解釈運用基準は、裁判所判例と並ぶ「立法府の手続きによらない立法」ともいうべきルールブックであり、要するに、法律を運用する行政機関がどのように法律を解釈して運用していくのかを示した基準です。
公表された新たな基準の中で特に目をひいたのが、長らく「800円以下」とされてきたクレーンゲームにおける景品の上限額が、「1,000円以下」に引き上げられたことです。(以下、その条文)
遊技の結果が物品により表示される遊技の用に供するクレーン式遊技機等の遊技設備により客に遊技をさせる営業を営む者は、その営業に関し、クレーンで釣り上げるなどした物品で小売価格がおおむね1,000円以下のものを提供する場合については法第23条第2項に規定する「遊技の結果に応じて賞品を提供」することには当たらないものとして取り扱うこととする。
(風俗営業等の規制及び業務の適正化等に関する法律等の解釈運用基準について)
え?そもそも800円までだったの?
クレーンゲームで提供することができる景品について、そもそも上限額が設定されていたことをご存じない方も多いのではないかと思いますが、この辺りについては詳しく触れている以下の記事内でご確認いただくことにして、本稿では景品の上限額の引き上げに伴って注意すべき点について触れていきたいと思います。
警察当局の姿勢
明確に「1,000円以下」という基準を示したことで、一見すると規制を緩和したように捉えることもできますが、実際のところは「規制の厳格な適用」という警察庁からの強いメッセージであるようにも受け取れます。
記事内でも触れているとおり、本来風営法で禁じられているはずの「遊技の結果に応じた景品の提供」が例外的に許容されているのは、警察からの「お目こぼし」であるというのが本質です。
つまり警察側としては、「明らかに基準額以上の高額景品を展示している違法な店舗」に対して、「上限額を1,000円に引き上げたんだから後はちゃんとしてね」という警告の意味も込めたメッセージを発信しているというわけです。
店舗側の注意点
今まで800円だった景品の上限額が1,000円に引き上げられたわけですから、景品のバリエーションとともに経営上の選択肢が増えることは間違いありません。上限額の引き上げに尽力した関係者や団体もいらっしゃるようなので、ここは悲願達成といったところです。

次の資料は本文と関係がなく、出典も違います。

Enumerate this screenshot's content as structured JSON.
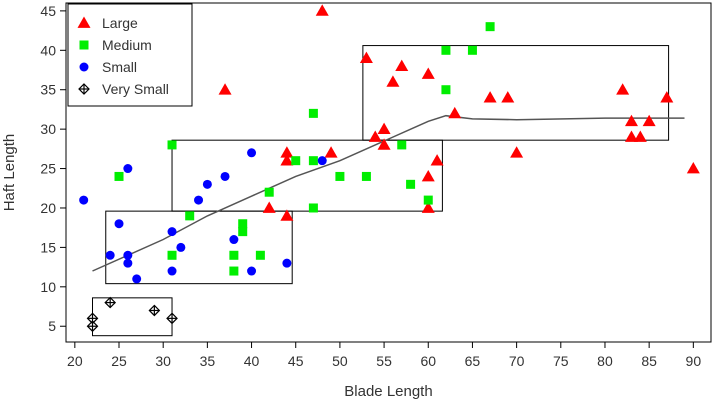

ただし、収支のバランスについて考えると、ゲーム性にもそれなりの工夫を施す必要があるため、すべて手放しで歓迎することは出来ないかもしれません。
1プレイを100円と仮定して、単純計算で1景品につき2プレイは多く遊んでもらわないと元本は回収することが出来なくなるわけですから、この点について「遊びやすさ」との折り合いをどのようにつけていくのかが悩みどころになるのではないかと思います。
客側の影響
景品のバリエーションが増えることで歓迎する方も多いとは思いますが、ここは「お店側とのハラの探り合い」になるのではないかと思います。
前述したとおり、お店側は景品の元を取るためにそれなりの工夫を施す必要があるので、100円や200円で簡単に景品が取得出来るようにゲームバランスを調整していませんし、景品の仕入額が増えることで、ますます辛口の調整をせざるをえなくなります。
客から見て魅力的なラインナップが店頭に増えることになるとは思いますが、この点も頭に入れつつ財布の中身ともよく相談してチャレンジすることをお薦めしておきます。
まとめ
解釈運用基準はあくまでも行政機関の判断基準であって正式な法令ではありません。また、世情の変化によっては今後もさらに改正されていく流動的なルールブックであるという見方もあります。
他方、現場の警察官はこの基準に沿って取締りを行うため、事実上は法令と同一の法規範として捉えることが賢明です。いずれにせよ、ご自身が携わる事業についてのルールは日常的に確認・把握するようにして、取締りや処罰の対象とならないよう十分にご留意ください。